One of the reasons we started our blog was to put something positive, yet realistic, into the world when we could only find a few depressing clinical research papers on Teddy's diagnosis. We wanted others who searched for MCAHSS1, CDG or PIGN to find something that provides hope and an opportunity to connect. We knew how much it meant to us when we connected with the first family with Teddy's diagnosis a month after we first learned the news. That e-mail allowed us to find the Facebook group, which has become our community. Instant friendships were made there, bound by a common disorder that is anything but common.

That Facebook group started so small, with only a handful of children who I knew all by name. In the past few years, we went from adding 1 child a year at most to several in a month at times. Candidly, it's gotten hard to keep track of all the children and families in our group, but we now have more people who share their experiences and help one another.

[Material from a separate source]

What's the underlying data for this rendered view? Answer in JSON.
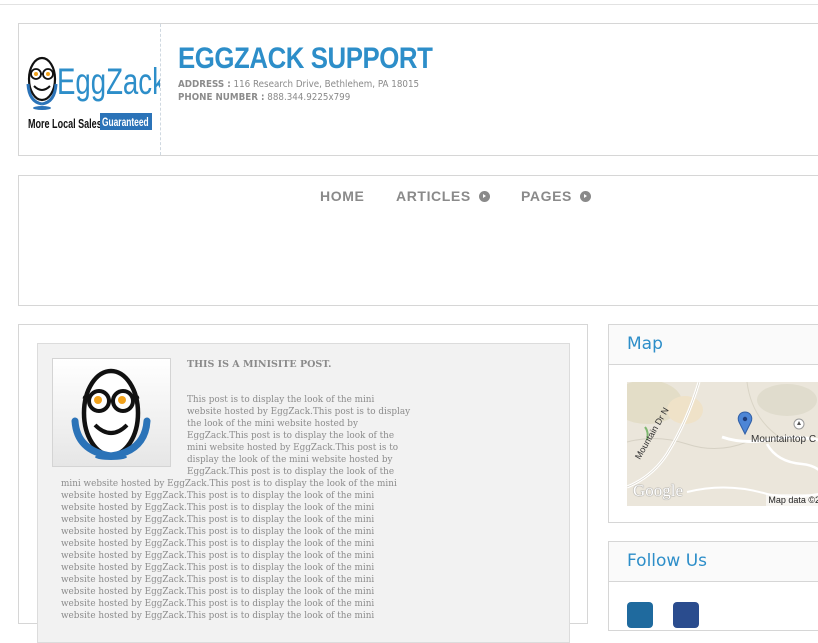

When a family from London reached out after finding this blog, they wanted to do a phone call. Rather than figure out international calling, we simply did a zoom call. And the lightbulb clicked. We could do a zoom meeting with our CDG group to connect families from around the world via technology. There was immediate interest from the group, so less than a week later we hosted our inaugural CDG-PIGN virtual gathering. 

Oh my goodness! It was absolutely incredible to see and hear these other families from around the world. We got to see a few of the children who are affected, and I couldn't not act like a giddy schoolkid waving at each of them. There are few instances where others nod in agreement when we share stories about Teddy, not just understanding but actual real-life experience that was the same. 

Oh, you know, some of my closest friends from around the world. 

We had families from Poland, Australia, Germany, the Netherlands and several from the United States, including families that moved here from Poland and the UK. It was a bit of a challenge to find the right time to do an international gathering, but we settled on 2 p.m. our time. Our Australian friends joined us at 6 a.m. and our European friends ended the call with us at 10:30 p.m. (Yes, we chatted nearly 1.5 hours!). The conversation flowed in English remarkably well, interrupted by a spontaneous breakout in Polish. That breakout simply made us all smile because it was so neat to see the connection, to be heard and understood by someone who simply gets it ... in their native language. 

We plan to schedule another zoom meeting next month and will likely continue monthly as long as there is interest. This gives us an opportunity to share what works for us, to problem solve, to ask questions and to learn from one another as we truly are the best experts on our children and their diagnosis. It allows us to leverage specialists from around the world on how to best help our children thrive. But, equally important if not more important, is the ability to connect with others who inherently get it. Trust me, we have amazing family and friends who provide an incredible support network for us. And those who interact with Teddy regularly understand so much of our life, but there's nothing quite like talking to other families who are walking this same extremely rare genetic journey.